Training models with more flexibility and greater precision

Google’s suite of Cloud AutoML products, including Natural Language and Translate as well as Vision, leverages state-of-the-art transfer learning and Neural Architecture Search technology to allow developers with limited machine-learning expertise to train high-quality models specific to their data and business needs. AutoML trains advanced models using your own data, lets you inspect your data and analyze the results via an intuitive user interface, and provides an API for scalable serving. The flexibility of AutoML Vision was important to Reisinger and his colleagues in customizing their own labels to automatically classify their images.
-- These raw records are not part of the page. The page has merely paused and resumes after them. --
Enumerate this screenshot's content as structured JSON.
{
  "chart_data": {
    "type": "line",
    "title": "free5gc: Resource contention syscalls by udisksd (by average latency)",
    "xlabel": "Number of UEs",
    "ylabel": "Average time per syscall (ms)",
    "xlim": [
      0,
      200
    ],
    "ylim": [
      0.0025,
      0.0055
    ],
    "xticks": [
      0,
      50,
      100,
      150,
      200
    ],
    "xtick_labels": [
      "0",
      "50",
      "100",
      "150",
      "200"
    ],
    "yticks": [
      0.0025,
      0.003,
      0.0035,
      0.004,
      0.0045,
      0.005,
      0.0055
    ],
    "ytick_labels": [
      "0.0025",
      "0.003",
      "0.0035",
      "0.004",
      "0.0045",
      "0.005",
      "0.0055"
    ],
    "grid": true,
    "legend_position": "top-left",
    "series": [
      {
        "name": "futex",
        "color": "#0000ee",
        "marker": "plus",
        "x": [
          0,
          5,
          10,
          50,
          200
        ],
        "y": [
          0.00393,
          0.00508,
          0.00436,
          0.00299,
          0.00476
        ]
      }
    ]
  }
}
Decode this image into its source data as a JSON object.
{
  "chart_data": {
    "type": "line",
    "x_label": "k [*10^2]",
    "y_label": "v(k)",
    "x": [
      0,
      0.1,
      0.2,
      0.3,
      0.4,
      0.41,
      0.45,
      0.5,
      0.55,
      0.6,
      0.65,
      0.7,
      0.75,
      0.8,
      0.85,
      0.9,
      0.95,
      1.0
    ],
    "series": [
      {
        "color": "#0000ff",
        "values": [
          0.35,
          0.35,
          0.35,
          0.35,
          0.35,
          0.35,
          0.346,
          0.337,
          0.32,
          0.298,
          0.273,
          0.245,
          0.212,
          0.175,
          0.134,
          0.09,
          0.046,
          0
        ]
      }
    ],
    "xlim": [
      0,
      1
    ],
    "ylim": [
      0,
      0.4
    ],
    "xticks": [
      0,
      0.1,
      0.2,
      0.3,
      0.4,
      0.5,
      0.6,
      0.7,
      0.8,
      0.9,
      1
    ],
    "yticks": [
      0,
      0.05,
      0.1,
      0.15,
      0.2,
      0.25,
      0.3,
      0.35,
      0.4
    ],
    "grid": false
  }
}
Reisinger's team experimented with training AutoML Vision on both single and multi-labeled datasets, where the aerial images of the shoreline are coded as one or more types. To generate the training image labels, Reisinger explained, “the direction of the camera and aircraft position were used to project a point to the closest shoreline, and each image was assigned one or more labels based on both the camera’s heading and the proximity of the shoreline to the plane's position.” For the single-label dataset, AutoML Vision automatically labelled each image with a dominant coastline type, but the visual interface allows users to see other possible coastline types, ranked by relevance, as well [see image] The single-label dataset resulted in a training model with an average precision of .844 with 84% precision and 78% recall. But the team noticed that the model often predicted coastline types that were actually present in the image, but did not match the single label. When you create an AutoML vision dataset, it gives you the option to “enable multi-label classification", and this feature made it straightforward to run a second set of experiments using the same images, but tagged with multiple labels per image, where possible. This multi-label dataset resulted in significantly more accurate training models than those built using the single-label dataset, with an average prediction rate of .952 with 91% precision and 90% recall rates.

An interface that's intuitive and easy to use

Reisinger is pleased with their results so far, and the tool’s ease of use is important to him: “AutoML Vision makes it easy to view evaluation results and metrics and to use your trained models for prediction. And now non-experts can assign ESI values to these shorelines we create.” The Evaluate tab allows easy visual inspection of the metrics for all images or the results for a given label, including its true positives, false positives, and false negatives. A slider adjusts the score threshold for classification—for all labels or for just a single label—to show how the precision-recall tradeoff curve changes in response. The Predict tab shows at a glance how a model is doing on a few images and thumbnail renderings of the images are convenient for quickly scanning each category. Then the REST API makes the model scalable, either programmatically or from the command line.

Reisinger and his team plan to create an updated version of the ESI shoreline dataset in the future and continue to use AutoML Vision to predict shoreline types on their most recent images. “By moving to Google Cloud’s AutoML Vision, Reisinger concludes, “we improved our model's accuracy, making it much easier to build custom image classification models on our own image data.”